The Patriot Post® · In Brief: Prosecute the Leaker, Release the Decision
“It would be difficult to cite a higher American public interest than conducting a criminal investigation of the Supreme Court leak,” argues former federal prosecutor Andrew McCarthy. “The current security of the justices and the long-term viability of the court as an institution depend on it.
That’s mincing no words. We’ve thoroughly covered the leak and the aftermath here and here. McCarthy’s interest is delving further into the investigation.
It was entirely appropriate for the court to confirm that Justice Samuel Alito’s draft opinion in the Mississippi abortion case, Dobbs v. Jackson Women’s Health, is not at this point an authoritative ruling of the court. There could understandably be public confusion on that point, so it was incumbent on the court to clarify.
But there are unwelcome consequences to even appropriate actions. The obvious one here is that with the court having assured everyone that there is a draft opinion but it is not yet a final ruling, radicals prone to intimidation tactics know that now is the time to act.
Moreover, they have targets. Besides Alito, four conservative justices have been reported as members of a majority that favors overruling Roe v. Wade and Planned Parenthood v. Casey — Justices Clarence Thomas, Neil Gorsuch, Brett Kavanaugh and Amy Coney Barrett.
This is why the opinion must be formally issued forthwith. The viability of the court as a deliberative judicial institution is at stake. If the opinion or the vote tabulation were to change in any meaningful way, it would appear that the justices caved to intimidation tactics — which would simply breed more intimidation tactics. We’d have not the rule of law but the law of the jungle.

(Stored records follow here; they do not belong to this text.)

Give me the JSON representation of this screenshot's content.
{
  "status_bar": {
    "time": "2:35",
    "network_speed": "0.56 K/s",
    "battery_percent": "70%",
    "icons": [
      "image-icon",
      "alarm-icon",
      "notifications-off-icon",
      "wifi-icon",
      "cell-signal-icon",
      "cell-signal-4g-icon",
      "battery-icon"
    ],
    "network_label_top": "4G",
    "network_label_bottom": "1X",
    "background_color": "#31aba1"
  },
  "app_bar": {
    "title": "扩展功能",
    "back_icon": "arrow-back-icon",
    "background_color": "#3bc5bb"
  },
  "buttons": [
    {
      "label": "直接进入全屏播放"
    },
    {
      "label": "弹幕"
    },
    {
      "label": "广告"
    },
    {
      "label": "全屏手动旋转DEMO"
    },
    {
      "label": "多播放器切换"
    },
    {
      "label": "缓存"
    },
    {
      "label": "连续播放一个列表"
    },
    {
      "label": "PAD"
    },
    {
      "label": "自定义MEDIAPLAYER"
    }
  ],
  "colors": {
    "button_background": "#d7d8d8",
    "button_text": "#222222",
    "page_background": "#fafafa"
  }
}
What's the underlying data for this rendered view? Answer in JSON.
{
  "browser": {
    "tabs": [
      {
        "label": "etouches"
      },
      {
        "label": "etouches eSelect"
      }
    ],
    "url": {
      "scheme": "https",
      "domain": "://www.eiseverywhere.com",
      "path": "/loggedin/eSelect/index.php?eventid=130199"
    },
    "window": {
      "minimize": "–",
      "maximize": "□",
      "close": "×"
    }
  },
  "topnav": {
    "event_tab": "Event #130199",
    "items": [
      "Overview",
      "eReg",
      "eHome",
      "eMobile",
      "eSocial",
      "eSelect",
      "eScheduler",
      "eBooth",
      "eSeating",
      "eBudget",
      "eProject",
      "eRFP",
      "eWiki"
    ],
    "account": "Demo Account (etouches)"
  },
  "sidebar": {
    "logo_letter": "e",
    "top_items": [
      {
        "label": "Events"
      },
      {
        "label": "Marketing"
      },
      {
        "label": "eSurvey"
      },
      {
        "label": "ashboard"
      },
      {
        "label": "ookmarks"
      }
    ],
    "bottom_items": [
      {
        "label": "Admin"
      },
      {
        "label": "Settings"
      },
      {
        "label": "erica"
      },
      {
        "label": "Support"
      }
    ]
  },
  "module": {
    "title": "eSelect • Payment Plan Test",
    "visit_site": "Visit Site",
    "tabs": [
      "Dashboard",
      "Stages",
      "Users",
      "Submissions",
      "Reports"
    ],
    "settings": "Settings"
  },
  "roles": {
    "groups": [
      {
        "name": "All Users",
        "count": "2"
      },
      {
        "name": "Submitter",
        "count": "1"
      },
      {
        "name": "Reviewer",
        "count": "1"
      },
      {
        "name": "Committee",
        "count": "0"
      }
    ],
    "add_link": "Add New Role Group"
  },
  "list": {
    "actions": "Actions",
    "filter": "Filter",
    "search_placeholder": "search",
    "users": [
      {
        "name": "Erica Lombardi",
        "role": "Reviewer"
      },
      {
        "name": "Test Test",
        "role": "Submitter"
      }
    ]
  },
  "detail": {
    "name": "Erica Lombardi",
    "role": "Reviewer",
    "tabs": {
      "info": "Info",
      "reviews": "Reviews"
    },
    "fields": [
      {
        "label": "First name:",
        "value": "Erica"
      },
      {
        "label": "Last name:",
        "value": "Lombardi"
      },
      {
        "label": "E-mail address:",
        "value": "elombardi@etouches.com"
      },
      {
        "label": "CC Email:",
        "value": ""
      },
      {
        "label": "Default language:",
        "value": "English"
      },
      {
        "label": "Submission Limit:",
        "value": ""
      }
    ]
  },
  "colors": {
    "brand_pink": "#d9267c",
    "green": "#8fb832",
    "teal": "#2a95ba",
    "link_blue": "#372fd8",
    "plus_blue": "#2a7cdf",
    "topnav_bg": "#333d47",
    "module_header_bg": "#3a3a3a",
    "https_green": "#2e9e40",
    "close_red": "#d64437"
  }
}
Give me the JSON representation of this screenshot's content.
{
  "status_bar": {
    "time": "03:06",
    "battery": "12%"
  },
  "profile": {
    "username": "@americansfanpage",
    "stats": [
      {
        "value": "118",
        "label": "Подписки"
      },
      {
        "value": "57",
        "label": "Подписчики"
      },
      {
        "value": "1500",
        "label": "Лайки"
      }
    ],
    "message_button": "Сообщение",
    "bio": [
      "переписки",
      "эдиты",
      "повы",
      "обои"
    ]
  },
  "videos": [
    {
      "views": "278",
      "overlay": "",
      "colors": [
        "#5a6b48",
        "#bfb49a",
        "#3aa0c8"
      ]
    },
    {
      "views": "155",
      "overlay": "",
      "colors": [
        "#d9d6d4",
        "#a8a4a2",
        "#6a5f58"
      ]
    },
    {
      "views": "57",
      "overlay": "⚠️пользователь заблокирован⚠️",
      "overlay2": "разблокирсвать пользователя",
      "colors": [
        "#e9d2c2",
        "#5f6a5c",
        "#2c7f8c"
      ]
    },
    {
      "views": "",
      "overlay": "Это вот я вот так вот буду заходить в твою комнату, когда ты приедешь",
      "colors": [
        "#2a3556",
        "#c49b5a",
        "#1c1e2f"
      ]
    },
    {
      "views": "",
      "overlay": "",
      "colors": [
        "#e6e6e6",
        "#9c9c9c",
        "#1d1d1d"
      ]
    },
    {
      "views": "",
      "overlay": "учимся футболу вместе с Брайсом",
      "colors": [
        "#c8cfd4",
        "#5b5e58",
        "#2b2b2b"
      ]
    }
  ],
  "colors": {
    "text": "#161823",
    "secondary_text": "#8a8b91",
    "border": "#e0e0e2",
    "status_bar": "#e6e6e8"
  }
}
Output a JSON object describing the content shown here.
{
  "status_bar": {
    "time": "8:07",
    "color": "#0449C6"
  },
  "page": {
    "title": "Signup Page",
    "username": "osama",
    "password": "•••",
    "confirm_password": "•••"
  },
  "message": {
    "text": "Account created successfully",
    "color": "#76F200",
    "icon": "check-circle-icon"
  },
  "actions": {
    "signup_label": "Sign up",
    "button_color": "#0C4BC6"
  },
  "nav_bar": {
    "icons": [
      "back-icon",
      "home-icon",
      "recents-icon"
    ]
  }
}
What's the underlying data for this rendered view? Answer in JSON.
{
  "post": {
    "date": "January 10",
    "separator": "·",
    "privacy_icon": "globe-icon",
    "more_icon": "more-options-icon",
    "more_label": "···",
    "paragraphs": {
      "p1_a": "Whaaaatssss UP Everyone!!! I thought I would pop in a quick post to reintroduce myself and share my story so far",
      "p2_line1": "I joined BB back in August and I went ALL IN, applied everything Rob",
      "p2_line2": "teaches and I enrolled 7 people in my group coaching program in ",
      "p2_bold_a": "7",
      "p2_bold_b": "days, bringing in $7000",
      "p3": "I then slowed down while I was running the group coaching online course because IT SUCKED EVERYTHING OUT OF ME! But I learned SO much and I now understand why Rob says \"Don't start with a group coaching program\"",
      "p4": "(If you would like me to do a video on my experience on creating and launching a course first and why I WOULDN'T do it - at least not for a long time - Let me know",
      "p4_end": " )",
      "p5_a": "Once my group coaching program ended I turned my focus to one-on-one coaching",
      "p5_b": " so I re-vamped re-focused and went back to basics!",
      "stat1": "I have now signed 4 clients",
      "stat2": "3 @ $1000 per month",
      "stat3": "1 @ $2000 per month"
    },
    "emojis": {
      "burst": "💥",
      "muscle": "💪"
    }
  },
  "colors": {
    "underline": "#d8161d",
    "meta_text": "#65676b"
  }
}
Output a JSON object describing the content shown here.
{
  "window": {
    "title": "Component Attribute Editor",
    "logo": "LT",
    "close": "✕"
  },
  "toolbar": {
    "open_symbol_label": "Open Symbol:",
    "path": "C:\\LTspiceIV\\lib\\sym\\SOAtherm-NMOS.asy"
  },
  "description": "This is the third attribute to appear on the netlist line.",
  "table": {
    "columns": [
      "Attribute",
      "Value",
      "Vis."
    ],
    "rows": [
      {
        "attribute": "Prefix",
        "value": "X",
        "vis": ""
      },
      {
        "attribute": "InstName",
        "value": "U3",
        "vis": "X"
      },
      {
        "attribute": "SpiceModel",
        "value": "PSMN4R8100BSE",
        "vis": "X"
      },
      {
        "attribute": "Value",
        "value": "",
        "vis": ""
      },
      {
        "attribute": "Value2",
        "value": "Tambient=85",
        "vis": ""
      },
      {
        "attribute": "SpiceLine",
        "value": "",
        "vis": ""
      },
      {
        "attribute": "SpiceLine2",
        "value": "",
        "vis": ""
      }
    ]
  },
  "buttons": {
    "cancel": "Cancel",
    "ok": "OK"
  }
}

He points to the "security of the justices,” too, which has been put at risk by leftist agitators calling for protests at their homes. Therefore, he argues, prosecuting the leaker is of paramount importance:
The leak is a corrupt act that was patently intended to influence the outcome of the Dobbs case. That makes it a criminal obstruction of that judicial proceeding. Obstruction is the charge that the Biden Justice Department has brought against some of the most serious Capitol riot defendants, whose corrupt acts were intended to influence and intimidate Congress into changing the outcome of the 2020 presidential election. It is even more clearly applicable to court cases — we don’t call it obstruction of justice for nothing.
He also notes that the leak amounts to theft of U.S. government property in an effort to “defraud the United States” by undermining “the Supreme Court’s regular process for crafting, deliberating and issuing opinions that create binding United States law.” Hence the Court’s deployment of its own marshal is insufficient. He concludes:
Time’s a-wasting. It is not just that leaks get harder to investigate as days turn into weeks and the noise investigators must pierce through gets more intense. The integrity of the court’s processes, the court’s standing as a judicial institution and the security of the justices require a vigorous demonstration that leaks will not be tolerated. They’ll be prosecuted.